Without resistors, your circuit looks like
simulate this circuit – Schematic created using CircuitLab
The problem is that there is no voltage across the emitter-base of Q1, so it cannot turn on.
Best Answer
When "I/O select" is low, Q1 drives Q2 'on'.
With I/O select at 0.4V, the emitter of Q1 will be at 1.1V and the base of Q2 at about 4.3V so the current through Q1 will be about 3.2V/150\$\Omega\$ = 21mA. About 10mA goes through R2 which leaves about 11mA for the base of Q2.
Q2 will drive about 100mA to 500mA depending the acceptable voltage drop.
R2 prevents leakage in Q1 from turning Q2 partially on, and greatly speeds the turn-off of Q2 when I/O select goes high. R2 determines the base current of Q2.
Two transistors are used rather than one to get more gain, so the loading on the input is lower- it will be in the 100's of uA rather than tens of mA.
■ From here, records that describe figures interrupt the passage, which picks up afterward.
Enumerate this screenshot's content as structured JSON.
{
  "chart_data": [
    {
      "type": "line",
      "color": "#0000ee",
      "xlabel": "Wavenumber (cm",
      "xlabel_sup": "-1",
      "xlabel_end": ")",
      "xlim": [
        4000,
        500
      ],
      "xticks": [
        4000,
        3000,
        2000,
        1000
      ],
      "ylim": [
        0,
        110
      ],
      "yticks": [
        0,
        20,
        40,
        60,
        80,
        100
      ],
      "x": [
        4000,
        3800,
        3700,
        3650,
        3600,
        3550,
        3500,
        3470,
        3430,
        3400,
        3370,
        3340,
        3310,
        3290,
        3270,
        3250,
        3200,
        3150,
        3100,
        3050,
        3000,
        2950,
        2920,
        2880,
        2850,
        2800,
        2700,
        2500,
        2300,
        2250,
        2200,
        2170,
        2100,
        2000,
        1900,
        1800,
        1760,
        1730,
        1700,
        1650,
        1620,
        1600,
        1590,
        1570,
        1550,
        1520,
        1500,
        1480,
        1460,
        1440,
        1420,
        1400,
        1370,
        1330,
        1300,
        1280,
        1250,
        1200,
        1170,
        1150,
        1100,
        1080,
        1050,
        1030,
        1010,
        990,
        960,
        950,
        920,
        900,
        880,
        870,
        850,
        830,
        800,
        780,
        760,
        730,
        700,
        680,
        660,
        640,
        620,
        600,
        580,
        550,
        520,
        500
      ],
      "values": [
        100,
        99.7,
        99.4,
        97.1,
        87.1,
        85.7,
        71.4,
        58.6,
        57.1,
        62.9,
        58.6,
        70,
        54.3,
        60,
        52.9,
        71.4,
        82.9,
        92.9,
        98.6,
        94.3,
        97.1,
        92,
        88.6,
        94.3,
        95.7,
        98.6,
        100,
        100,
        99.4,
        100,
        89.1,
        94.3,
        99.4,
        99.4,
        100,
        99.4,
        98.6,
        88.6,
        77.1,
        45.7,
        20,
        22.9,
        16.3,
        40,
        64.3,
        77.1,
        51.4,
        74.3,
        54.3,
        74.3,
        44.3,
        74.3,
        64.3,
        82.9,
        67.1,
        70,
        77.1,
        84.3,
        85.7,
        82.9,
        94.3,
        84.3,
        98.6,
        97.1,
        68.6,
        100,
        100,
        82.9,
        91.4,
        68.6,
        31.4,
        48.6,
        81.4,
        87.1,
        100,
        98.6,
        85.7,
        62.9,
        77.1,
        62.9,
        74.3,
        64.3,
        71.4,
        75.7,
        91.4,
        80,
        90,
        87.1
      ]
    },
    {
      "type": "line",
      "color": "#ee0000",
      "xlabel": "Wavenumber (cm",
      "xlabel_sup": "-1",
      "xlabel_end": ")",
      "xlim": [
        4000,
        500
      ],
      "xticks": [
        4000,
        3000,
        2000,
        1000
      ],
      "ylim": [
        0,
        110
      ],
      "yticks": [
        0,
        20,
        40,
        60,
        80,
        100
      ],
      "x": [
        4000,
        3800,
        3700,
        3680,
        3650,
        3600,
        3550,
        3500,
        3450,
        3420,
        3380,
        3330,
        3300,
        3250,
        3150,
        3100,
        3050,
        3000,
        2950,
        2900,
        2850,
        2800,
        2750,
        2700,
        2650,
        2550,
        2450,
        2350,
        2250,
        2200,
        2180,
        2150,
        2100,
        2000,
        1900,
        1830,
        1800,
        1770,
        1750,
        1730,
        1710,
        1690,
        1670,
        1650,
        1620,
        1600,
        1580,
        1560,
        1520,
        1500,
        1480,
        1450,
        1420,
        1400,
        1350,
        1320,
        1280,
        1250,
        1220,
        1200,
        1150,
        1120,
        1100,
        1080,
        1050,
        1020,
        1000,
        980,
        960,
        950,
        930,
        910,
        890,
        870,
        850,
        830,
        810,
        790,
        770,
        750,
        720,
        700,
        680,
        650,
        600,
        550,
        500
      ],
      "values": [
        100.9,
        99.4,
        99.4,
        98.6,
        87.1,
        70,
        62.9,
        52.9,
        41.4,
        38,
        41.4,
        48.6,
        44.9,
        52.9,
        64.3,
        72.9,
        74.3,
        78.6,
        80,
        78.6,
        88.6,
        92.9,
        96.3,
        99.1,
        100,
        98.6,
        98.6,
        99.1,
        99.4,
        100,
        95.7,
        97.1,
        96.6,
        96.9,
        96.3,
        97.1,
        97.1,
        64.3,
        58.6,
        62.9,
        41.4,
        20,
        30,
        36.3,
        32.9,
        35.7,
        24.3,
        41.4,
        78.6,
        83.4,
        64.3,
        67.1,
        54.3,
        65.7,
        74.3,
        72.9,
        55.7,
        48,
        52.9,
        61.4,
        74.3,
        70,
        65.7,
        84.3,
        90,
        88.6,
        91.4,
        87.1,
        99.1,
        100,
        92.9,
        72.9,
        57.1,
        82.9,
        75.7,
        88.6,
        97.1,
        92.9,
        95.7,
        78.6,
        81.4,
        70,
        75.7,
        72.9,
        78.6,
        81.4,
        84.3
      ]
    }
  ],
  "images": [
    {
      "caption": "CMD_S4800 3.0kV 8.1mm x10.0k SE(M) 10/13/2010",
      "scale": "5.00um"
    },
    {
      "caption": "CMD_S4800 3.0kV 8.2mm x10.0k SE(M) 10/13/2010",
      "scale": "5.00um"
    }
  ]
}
I looked up and found the chip- which appears to have been an ancient 256x8 bipolar OTP (One Time Programmable) PROM (Programmable Read-Only Memory).. and they are interrupting the Vcc (an unconventional strategy from an unconventional Engineer- Woz) . It would have had a voltage specification and maximum Vcc current spec. A typical similar part is the DM74S471, which had a maximum Vcc current of 150mA, well within the range I mentioned- and commensurate with the limited working voltage range of the chip- it is not guaranteed to work if the voltage drop of Q2 is too large.
Edit: To follow up on question by @HerrderElektronik, below is the simulated switching performance (voltage across a 50 ohm load) with R2 = 68 ohms (pink) and with R2 = 68K (green). Transistor types 2N4403 and 2SAR533, similar to original circuit.
As you can see, R2 greatly reduces the turn-off time of Q2.